June 07, 2010, 4:40 PM — The Apple iPhone 4, announced today by Steve Jobs at Apple's Worldwide Developers Conference, will be 24% thinner than its predecessor at 9.3mm thick, contain a front-facing camera, and offer greatly improved battery performance (up to 40% more talk time, according to Jobs).
Jobs described the phone as, "beyond a doubt, the most precise thing and one of the most beautiful things we've ever made" before highlighting a number of its new features.
The iPhone 4 will be priced at $199 for a 16GB model and $299 for a 32GB model, and it will go on sale June 24.
Other iPhone 4 Features
The new phone will have 32 gigabytes of storage, a gyroscope (which will allow for more precise motion detection), and HD video recording capability.

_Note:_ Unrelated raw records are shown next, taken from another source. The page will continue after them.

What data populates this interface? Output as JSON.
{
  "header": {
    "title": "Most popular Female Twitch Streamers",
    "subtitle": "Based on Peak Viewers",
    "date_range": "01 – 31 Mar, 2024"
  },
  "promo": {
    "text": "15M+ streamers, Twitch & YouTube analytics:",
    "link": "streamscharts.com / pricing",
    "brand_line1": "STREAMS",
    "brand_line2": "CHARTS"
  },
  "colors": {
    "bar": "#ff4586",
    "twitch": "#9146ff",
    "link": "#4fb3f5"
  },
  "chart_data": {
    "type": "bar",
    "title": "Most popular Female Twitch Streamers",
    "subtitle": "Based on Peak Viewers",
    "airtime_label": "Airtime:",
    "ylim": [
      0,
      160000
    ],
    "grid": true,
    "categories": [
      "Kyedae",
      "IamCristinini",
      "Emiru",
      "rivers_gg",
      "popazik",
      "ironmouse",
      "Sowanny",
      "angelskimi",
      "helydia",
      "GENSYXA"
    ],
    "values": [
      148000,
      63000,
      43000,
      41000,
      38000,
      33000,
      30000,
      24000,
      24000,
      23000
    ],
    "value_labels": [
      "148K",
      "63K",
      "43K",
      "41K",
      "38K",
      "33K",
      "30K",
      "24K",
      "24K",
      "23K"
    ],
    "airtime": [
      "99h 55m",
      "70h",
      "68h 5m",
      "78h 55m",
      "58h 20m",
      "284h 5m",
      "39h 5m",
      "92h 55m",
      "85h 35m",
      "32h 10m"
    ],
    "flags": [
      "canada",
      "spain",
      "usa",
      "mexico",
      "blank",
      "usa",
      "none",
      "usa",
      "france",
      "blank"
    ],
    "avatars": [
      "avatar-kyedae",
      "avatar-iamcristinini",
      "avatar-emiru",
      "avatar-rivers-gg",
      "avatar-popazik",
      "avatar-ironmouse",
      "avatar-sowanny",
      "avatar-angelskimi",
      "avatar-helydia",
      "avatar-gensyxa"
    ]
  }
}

The phone also will have a improved screen resolution: 326 pixels per inch with heightened contrast. Jobs told the crowd that 300 pixels per inch is the limit of the ability of the human retina to view images.
It also will have three antennae built into the structure of the phone's body that will provide the iPhone 4 with the ability to work with Bluetooth; WI-Fi and GPS; and UMTS and GSM.
In my opinion, the display difference in the example Jobs shows is striking. While I've been dissatisfied by the fuzziness on the iPhone 3GS's text--something I liken to the difference between standard definition TV vs. HDTV--the text on the iPhone 4G looks sharp and crisp, with no pixelation. Additionally, the colors are more vibrant, and edges are smoother and sharper.
There are new volume buttons, a mute button, plus a second microphone on the top for noise cancellation. Just like the iPad, it now incorporates a micro-SIM tray.
Camera and Screen Details
The IPhone 4 comes with two cameras: One on the front for video conferencing, and one on the rear for photos and video. The rear-facing camera has been upgraded to 5 megapixels--up from 3 megapixels on the iPhone 3GS--and it can record 720p high-definition video.
Also included is an iPhone version of iMovie, which will let you edit video clips on the phone, splice them together, add titles to your videos, and so forth. (The app will set you back $4.99 from the App Store, Jobs told the packed audience at San Francisco's Moscone Center).